The Arlington County Board begrudgingly offered a compromise settlement of its school-spending feud yesterday, but only after a Republican board member sharply attacked Arlington teachers as unprofessional and too political.
In a joint session with the school board, the County Board tentatively agreed to spend $45 million on the schools in the coming fiscal year. That would boost Arlington's share of school spending by 11 percent and give its 980 full-time teachers a 7 percent pay increase.
The County Board's two Democratic members dissented, with John G. Milliken accusing the three Republicans on the board of "trying to balance the [county] budget on the backs of schoolteachers."

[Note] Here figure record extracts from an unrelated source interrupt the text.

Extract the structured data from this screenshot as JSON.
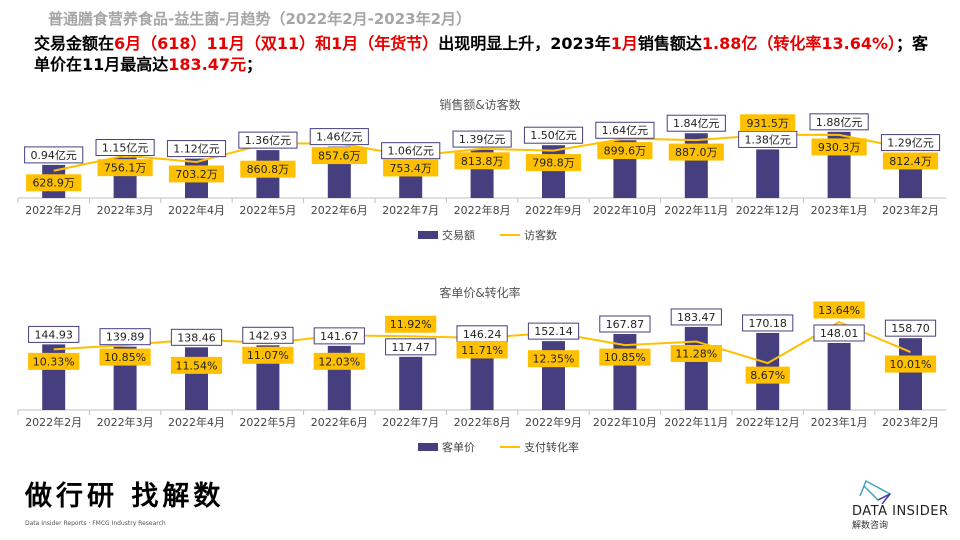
{
  "header": {
    "title": "普通膳食营养食品-益生菌-月趋势（2022年2月-2023年2月）",
    "summary_parts": [
      {
        "text": "交易金额在",
        "red": false
      },
      {
        "text": "6月（618）11月（双11）和1月（年货节）",
        "red": true
      },
      {
        "text": "出现明显上升，2023年",
        "red": false
      },
      {
        "text": "1月",
        "red": true
      },
      {
        "text": "销售额达",
        "red": false
      },
      {
        "text": "1.88亿（转化率13.64%）",
        "red": true
      },
      {
        "text": "；客单价在11月最高达",
        "red": false
      },
      {
        "text": "183.47元",
        "red": true
      },
      {
        "text": "；",
        "red": false
      }
    ]
  },
  "chart_data": [
    {
      "type": "bar+line",
      "title": "销售额&访客数",
      "categories": [
        "2022年2月",
        "2022年3月",
        "2022年4月",
        "2022年5月",
        "2022年6月",
        "2022年7月",
        "2022年8月",
        "2022年9月",
        "2022年10月",
        "2022年11月",
        "2022年12月",
        "2023年1月",
        "2023年2月"
      ],
      "series": [
        {
          "name": "交易额",
          "kind": "bar",
          "color": "#453f7f",
          "values": [
            0.94,
            1.15,
            1.12,
            1.36,
            1.46,
            1.06,
            1.39,
            1.5,
            1.64,
            1.84,
            1.38,
            1.88,
            1.29
          ],
          "labels": [
            "0.94亿元",
            "1.15亿元",
            "1.12亿元",
            "1.36亿元",
            "1.46亿元",
            "1.06亿元",
            "1.39亿元",
            "1.50亿元",
            "1.64亿元",
            "1.84亿元",
            "1.38亿元",
            "1.88亿元",
            "1.29亿元"
          ]
        },
        {
          "name": "访客数",
          "kind": "line",
          "color": "#ffc000",
          "values": [
            628.9,
            756.1,
            703.2,
            860.8,
            857.6,
            753.4,
            813.8,
            798.8,
            899.6,
            887.0,
            931.5,
            930.3,
            812.4
          ],
          "labels": [
            "628.9万",
            "756.1万",
            "703.2万",
            "860.8万",
            "857.6万",
            "753.4万",
            "813.8万",
            "798.8万",
            "899.6万",
            "887.0万",
            "931.5万",
            "930.3万",
            "812.4万"
          ]
        }
      ],
      "bar_ylim": [
        0,
        2.5
      ],
      "line_ylim": [
        400,
        1140
      ],
      "legend": "bottom",
      "grid": false
    },
    {
      "type": "bar+line",
      "title": "客单价&转化率",
      "categories": [
        "2022年2月",
        "2022年3月",
        "2022年4月",
        "2022年5月",
        "2022年6月",
        "2022年7月",
        "2022年8月",
        "2022年9月",
        "2022年10月",
        "2022年11月",
        "2022年12月",
        "2023年1月",
        "2023年2月"
      ],
      "series": [
        {
          "name": "客单价",
          "kind": "bar",
          "color": "#453f7f",
          "values": [
            144.93,
            139.89,
            138.46,
            142.93,
            141.67,
            117.47,
            146.24,
            152.14,
            167.87,
            183.47,
            170.18,
            148.01,
            158.7
          ],
          "labels": [
            "144.93",
            "139.89",
            "138.46",
            "142.93",
            "141.67",
            "117.47",
            "146.24",
            "152.14",
            "167.87",
            "183.47",
            "170.18",
            "148.01",
            "158.70"
          ]
        },
        {
          "name": "支付转化率",
          "kind": "line",
          "color": "#ffc000",
          "values": [
            10.33,
            10.85,
            11.54,
            11.07,
            12.03,
            11.92,
            11.71,
            12.35,
            10.85,
            11.28,
            8.67,
            13.64,
            10.01
          ],
          "labels": [
            "10.33%",
            "10.85%",
            "11.54%",
            "11.07%",
            "12.03%",
            "11.92%",
            "11.71%",
            "12.35%",
            "10.85%",
            "11.28%",
            "8.67%",
            "13.64%",
            "10.01%"
          ]
        }
      ],
      "bar_ylim": [
        0,
        243
      ],
      "line_ylim": [
        3,
        16.3
      ],
      "legend": "bottom",
      "grid": false
    }
  ],
  "footer": {
    "brand": "做行研 找解数",
    "brand_sub": "Data Insider Reports · FMCG Industry Research",
    "logo_text": "DATA INSIDER",
    "logo_cn": "解数咨询"
  }
}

"This is on the backs of taxpayers," countered Republican Dorothy T. Grotos, charging some teachers with using "children, little 5-year-olds" as part of a letter-writing campaign for increased school spending.
"Talk about teachers being professional! I'm not seeing much of that," Grotos continued. "They want to be political, political . . . Some of them certainly used students and parents for political purposes, and I think that is a disgrace."
School board member Torill B. Floyd defended the teachers, calling them "the most important civil servants we have. They should be given the greatest amount of respect . . . They shouldn't have to sustain derogatory remarks because they have to fight to keep up with inflation."
The 3-to-2 vote for the $45 million appropriation came along partisan lines and may be followed by a formal vote at the County Board's Saturday meeting. Under Virginia law, the school budget must be set by May 1.
Milliken, the County Board's junior member, said he will continue to press for a higher level of school spending, but yesterday's vote indicates he has a difficult task.
The compromise spending proposal, offered by County Board Chairman Stephen H. Detwiler, is $1.9 million less than the school board requested, but $1.5 million more than the $43.5 million the County Board had said it would be willing to contribute to the schools' $60 million budget.
Detwiler, a Republican, surprised the school board with the $45 million figure, saying it should be approved "in order to avoid further disruptions of school programs and finances."
After recommending the 7 percent salary increase for school employes, Detwiler also suggested that county employes be given a 9 percent pay increase instead of the previously proposed 12.1 percent -- a difference that Democratic board members Milliken and Ellen M. Bozman said would result in a $1.5 million savings.
The school board had recommended a 9 percent salary increase for school employes and a larger school board contribution to their health insurance premiums that would hve been tantamount to another 1 percent pay increase.
But Dewiler and his GOP colleagues Grotos and Walter L. Frankland said they were concerned about maintaining parity between the salaries of county and school employes. Last year school employes got a 10.5 percent pay increase while county employes got 8.5 percent.
Detwiler's suggestion drew moans from teachers wearing "Save Our Schools" buttons who had picketed outside the courthouse and then packed the meeting room. A few brought students from their civics classes to the meeting.
Several said they were concerned that the county Board would follow through on its threats to cut $3.4 million from the school board's package, an action they said would lead to only a 6 percent pay increase as well as higher pupil-teacher ratios and some teacher layoffs.
Detwiler said his proposal includes enough funds to maintain the current pupil-teacher ratio and to reduce it in grade schools.
In addition to the $45 million appropriation, the County Board indicated yesterday it will set aside between $900,000 and $1.2 million in contingency accounts for the schools to offset inflation and possible cuts in federal school aid proposed by the Reagan administration.